How does colour impact how we think or feel?
Apparently, our eyes can distinguish up to ten million colour variations – which is lucky, as these days our screens bombard us with an incredible spectrum of high-definition colours. This desire to replicate every hue, tint, tone and shade precisely is, however, a modern phenomenon.
In the Middle Ages, painters weren’t concerned about portraying colours accurately. Pigments were costly back in Medieval times, and expensive colours, such as ultramarine, vermillion and gold weren’t used for colour accuracy – they were used to reflect the wealth and status of a painting’s owner. What I find fascinating is that back then, just like today, it was the significance of a colour that was much more important.
Take the colour blue. In Medieval times ultramarine came from lapis lazuli, a gemstone that could only be found in a single mountain range in Afghanistan. Back then, the blue paint cost as much, by weight, as gold. As a result, Baroque painters like Giovanni Battista Salvi depicted the Virgin Mary in a bright ultramarine robe, choosing the colour for its high price rather than any religious symbolism.
Blue has been one of the most popular go-to colours for centuries – be it by Salvi over 300 years ago or by SAP today – the connotations of a colour carries a deeper significance than many of us realise.
How does colour affect how we feel about a brand? What’s the science behind this?

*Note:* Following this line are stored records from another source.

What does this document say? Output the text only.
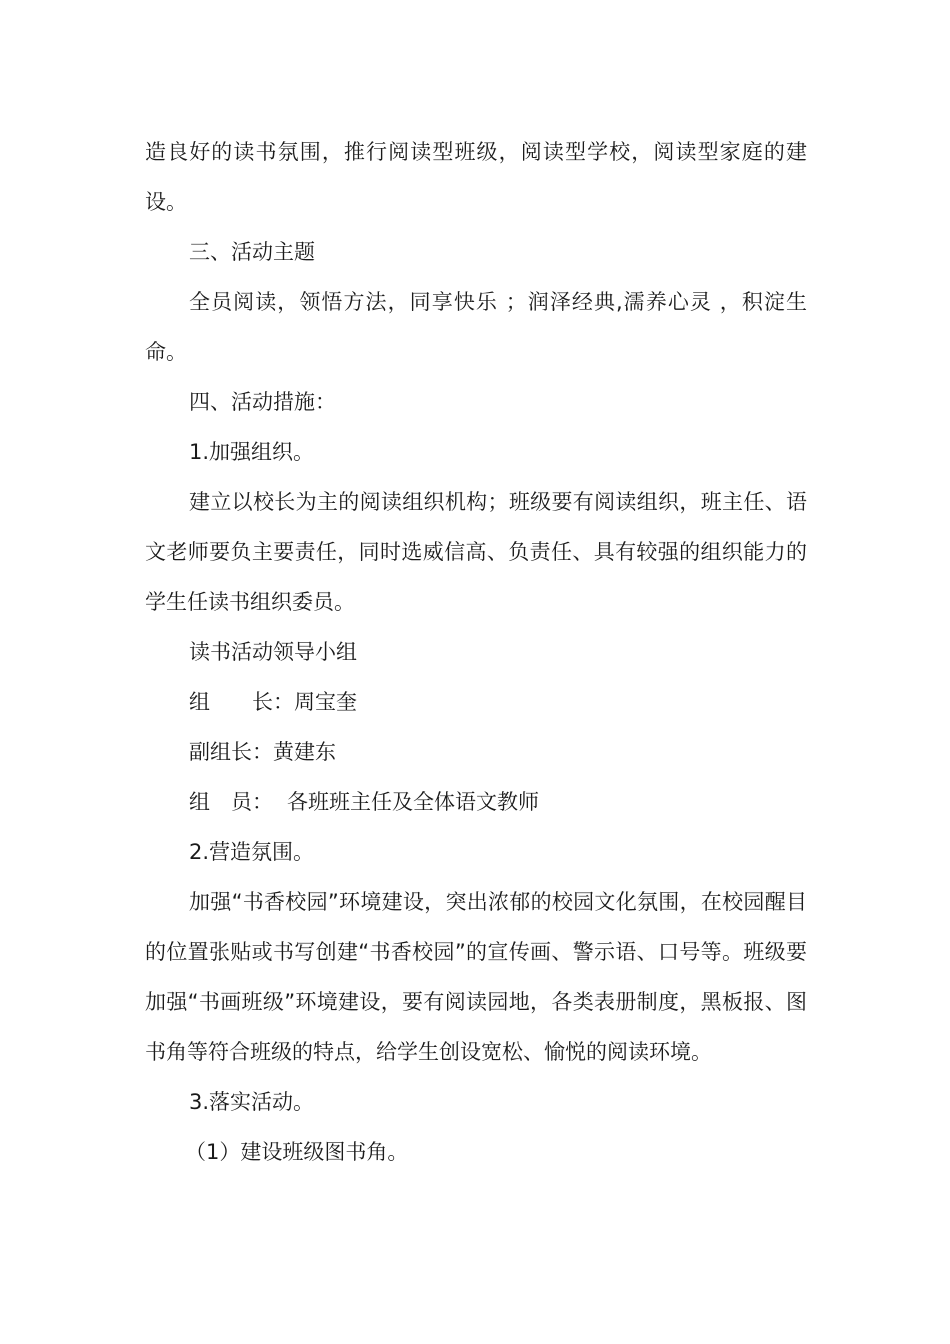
造良好的读书氛围，推行阅读型班级，阅读型学校，阅读型家庭的建设。

三、活动主题

全员阅读，领悟方法，同享快乐 ；润泽经典,濡养心灵 ，积淀生命。

四、活动措施：

1.加强组织。

建立以校长为主的阅读组织机构；班级要有阅读组织，班主任、语文老师要负主要责任，同时选威信高、负责任、具有较强的组织能力的学生任读书组织委员。

读书活动领导小组

组　　长：周宝奎

副组长：黄建东

组　员： 各班班主任及全体语文教师

2.营造氛围。

加强“书香校园”环境建设，突出浓郁的校园文化氛围，在校园醒目的位置张贴或书写创建“书香校园”的宣传画、警示语、口号等。班级要加强“书画班级”环境建设，要有阅读园地，各类表册制度，黑板报、图书角等符合班级的特点，给学生创设宽松、愉悦的阅读环境。

3.落实活动。

（1）建设班级图书角。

Some brands are instantly recognisable by a colour. If I say Coca-Cola, EasyJet or Linkedin, you’ll immediately visualise their brand colours.
The science behind colour processing is very powerful. There’s been lots research on the relationship between colour and branding, and some of the results are rather surprising – there’s so much more to colour than a colour wheel. Apparently, up to 90% of snap judgments about products are based upon the colour of their logo or packaging alone.
From a marketing perspective, to really understand how we can use colour to its full effect, it’s worth understanding the psychology underpinning different colours and how they affect us on an emotional level. Artist and neuroscientist Bevil Conway has spent many years studying the power of colour, and he believes that “knowing that humans might also be hardwired for certain hues could be a gateway into understanding the neural properties of emotion.”
Before people decipher what a logo says, they’ll register its colour and immediately make a subconscious emotional judgement. Blue, for example, stimulates feelings of reliability, trust and authority. So it’s no surprise that brands like LinkedIn, Twitter and Facebook have chosen it as their primary brand colour.
On an emotional level, it seems that colours help us assess a brand’s personality, and what we feel about them. I wouldn’t go as far as to say that colour can significantly contribute to the overall performance of a business – but colours definitely influence decision-making.
How should B2B brands be thinking about colour?
Every brand has a number of ‘codes’ that make up their visual identity, be it their logo, graphics, or a set of icons they use. But a brand’s colour palette is the number-one visual ingredient that people will remember the most.
Research has revealed that a signature colour increases brand recognition by up to 80%. And even without seeing the logo, most people could recognise a Starbucks drink by its characteristic green straw.
The key for a B2B brand is to establish a brand colour and stick with it. They then need to apply that colour code religiously, across every touchpoint, from their production uniforms and truck livery to their website and advertising.
Which B2B brands use colour particularly well?
One of our clients, DHL, uses strong colour coding at the heart of their branding. They introduced vivid crimson and tangerine yellow into their identity around 15 years ago, and they’re now synonymous with that colour combination.
“Red and yellow will never go out of fashion” was a DHL campaign that ran last year. It highlighted their brand-leader status as the global logistics partner for the fashion and retail sector. Part of the campaign activity included customers uploading shots of themselves wearing red and yellow.
At Uppb2b we have just produced a campaign for CHEP, another of our clients, that uses their brand blue to great effect. Blue safety signs are a common sight in retail and manufacturing businesses. They convey messages that indicate an important action.
The creative concept we devised for CHEP’s Food-Grade Inbound Pallet campaign leverages the significance and association of ‘safety blue’ – as it’s known – to link it to the hygienic and food-safe properties of the product.
This is a prime example of how brands can use colour in marketing to help generate a subconscious emotional judgement.
So how can B2B brands use colour to influence behaviours or buying decisions?
Whether it’s a core element of a brand’s identity or a lower-level campaign activity, there’s a big, and largely untapped, opportunity for B2B brands to use colour as an influential business tool.
Choosing your colour palette should always be part of the overall branding process and tie directly into what your B2B brand stands for. You still hear, all too often, that a client has chosen specific colours due to a personal preference or for arbitrary reasons.
Obviously, it’s important to recognise that tapping into colour-coding psychology should only come into play to match a brand’s personality or product message. And be aware of the business markets you’re operating in, as different colours have different meanings and associations depending upon nationality and culture.
Did you know, for example, that the colour green stands for independence in Mexico. But in China, a green hat on a man is a no-no because it signals that his wife has committed adultery!